The Bathscape scheme area covers a hundred and one square kilometres, centred on the historic city of Bath and encompassing its landscape setting.  Around 80% of the area comprises natural features including woodland, grasslands, river corridors, common land, parkland and green spaces that form the green setting of the World Heritage Site.

The Circular on the Protection of World Heritage Sites states:

‘The setting of a World Heritage Site is the area around it …. in which change or development is capable of having an adverse impact on the World Heritage Site, including an impact on views to or from the site.’

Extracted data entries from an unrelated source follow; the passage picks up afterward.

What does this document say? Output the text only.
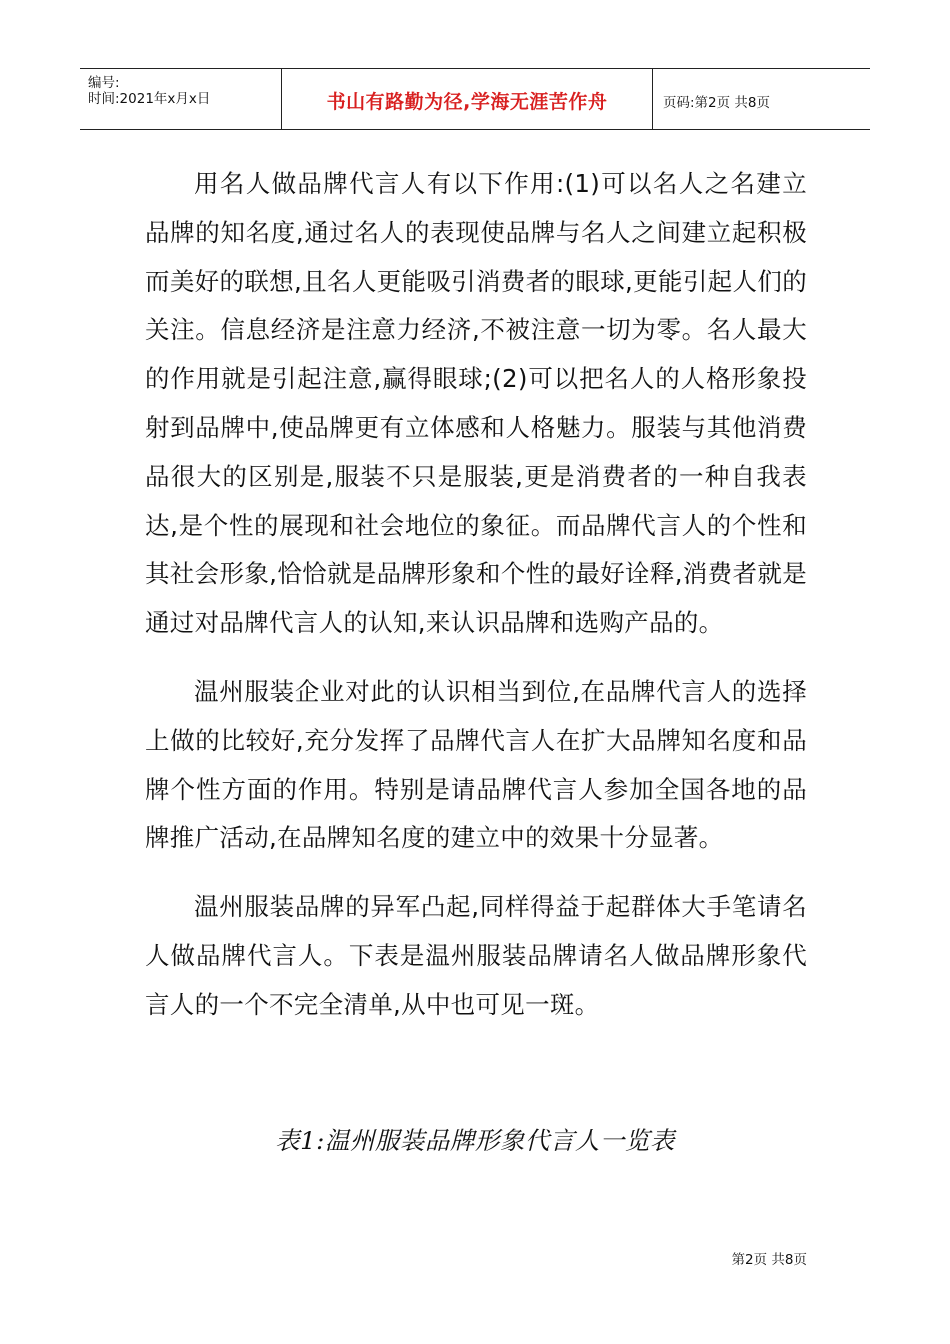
编号:
时间:2021年x月x日	书山有路勤为径,学海无涯苦作舟	页码:第2页 共8页

用名人做品牌代言人有以下作用:(1)可以名人之名建立品牌的知名度,通过名人的表现使品牌与名人之间建立起积极而美好的联想,且名人更能吸引消费者的眼球,更能引起人们的关注。信息经济是注意力经济,不被注意一切为零。名人最大的作用就是引起注意,赢得眼球;(2)可以把名人的人格形象投射到品牌中,使品牌更有立体感和人格魅力。服装与其他消费品很大的区别是,服装不只是服装,更是消费者的一种自我表达,是个性的展现和社会地位的象征。而品牌代言人的个性和其社会形象,恰恰就是品牌形象和个性的最好诠释,消费者就是通过对品牌代言人的认知,来认识品牌和选购产品的。

温州服装企业对此的认识相当到位,在品牌代言人的选择上做的比较好,充分发挥了品牌代言人在扩大品牌知名度和品牌个性方面的作用。特别是请品牌代言人参加全国各地的品牌推广活动,在品牌知名度的建立中的效果十分显著。

温州服装品牌的异军凸起,同样得益于起群体大手笔请名人做品牌代言人。下表是温州服装品牌请名人做品牌形象代言人的一个不完全清单,从中也可见一斑。

表1:温州服装品牌形象代言人一览表
第2页 共8页
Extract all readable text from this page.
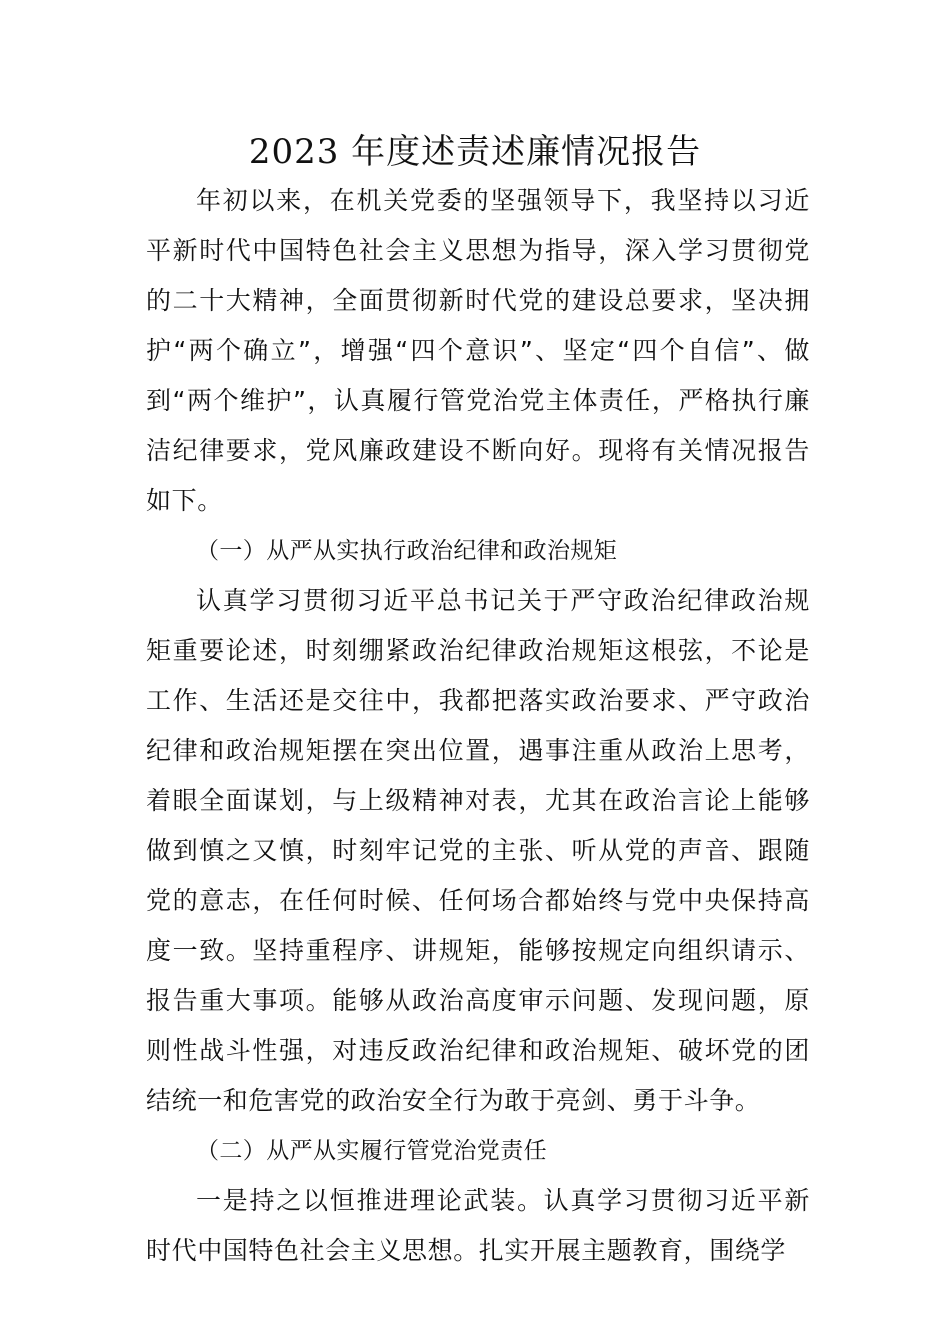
2023 年度述责述廉情况报告

年初以来，在机关党委的坚强领导下，我坚持以习近平新时代中国特色社会主义思想为指导，深入学习贯彻党的二十大精神，全面贯彻新时代党的建设总要求，坚决拥护“两个确立”，增强“四个意识”、坚定“四个自信”、做到“两个维护”，认真履行管党治党主体责任，严格执行廉洁纪律要求，党风廉政建设不断向好。现将有关情况报告如下。

（一）从严从实执行政治纪律和政治规矩

认真学习贯彻习近平总书记关于严守政治纪律政治规矩重要论述，时刻绷紧政治纪律政治规矩这根弦，不论是工作、生活还是交往中，我都把落实政治要求、严守政治纪律和政治规矩摆在突出位置，遇事注重从政治上思考，着眼全面谋划，与上级精神对表，尤其在政治言论上能够做到慎之又慎，时刻牢记党的主张、听从党的声音、跟随党的意志，在任何时候、任何场合都始终与党中央保持高度一致。坚持重程序、讲规矩，能够按规定向组织请示、报告重大事项。能够从政治高度审示问题、发现问题，原则性战斗性强，对违反政治纪律和政治规矩、破坏党的团结统一和危害党的政治安全行为敢于亮剑、勇于斗争。

（二）从严从实履行管党治党责任

一是持之以恒推进理论武装。认真学习贯彻习近平新时代中国特色社会主义思想。扎实开展主题教育，围绕学
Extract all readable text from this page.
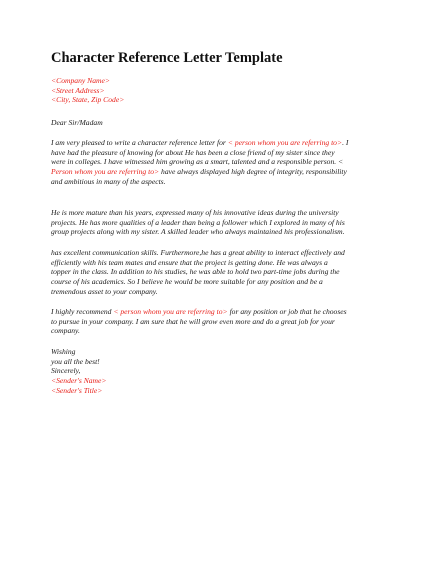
Character Reference Letter Template
<Company Name>
<Street Address>
<City, State, Zip Code>
Dear Sir/Madam
I am very pleased to write a character reference letter for < person whom you are referring to>. I
have had the pleasure of knowing for about He has been a close friend of my sister since they
were in colleges. I have witnessed him growing as a smart, talented and a responsible person. <
Person whom you are referring to> have always displayed high degree of integrity, responsibility
and ambitious in many of the aspects.
He is more mature than his years, expressed many of his innovative ideas during the university
projects. He has more qualities of a leader than being a follower which I explored in many of his
group projects along with my sister. A skilled leader who always maintained his professionalism.
has excellent communication skills. Furthermore,he has a great ability to interact effectively and
efficiently with his team mates and ensure that the project is getting done. He was always a
topper in the class. In addition to his studies, he was able to hold two part-time jobs during the
course of his academics. So I believe he would be more suitable for any position and be a
tremendous asset to your company.
I highly recommend < person whom you are referring to> for any position or job that he chooses
to pursue in your company. I am sure that he will grow even more and do a great job for your
company.
Wishing
you all the best!
Sincerely,
<Sender's Name>
<Sender's Title>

The boundary for the scheme largely follows that drawn up in the document ‘The City of Bath World Heritage Site Setting Supplementary Planning Document’ of 2013. Produced by Bath & North East Somerset Council the document describes the setting and its extension from the city as being dictated by the need:

  • To include sufficient area around the WHS to protect the distinct character and relationship of the city to its surroundings
  • To include sufficient area to include key topographic features of the setting such as river valleys and slopes including views from the WHS and key heritage assets to undeveloped slopes
  • To incorporate areas which provide views of the WHS and its key heritage assets within their wider setting and which therefore reveal and provide understanding of the significance of the WHS
  • To incorporate key historical sites, buildings and features associated with or revealing the significance of the WHS.

The boundary was reviewed for the Bathscape phase 1 bid as, unlike the planning document, the scheme is not constrained by administrative boundaries.  As a result, based on a topographical review it was extended on its eastern edge into Wiltshire and South Gloucestershire where it had previously been curtailed at the district boundary.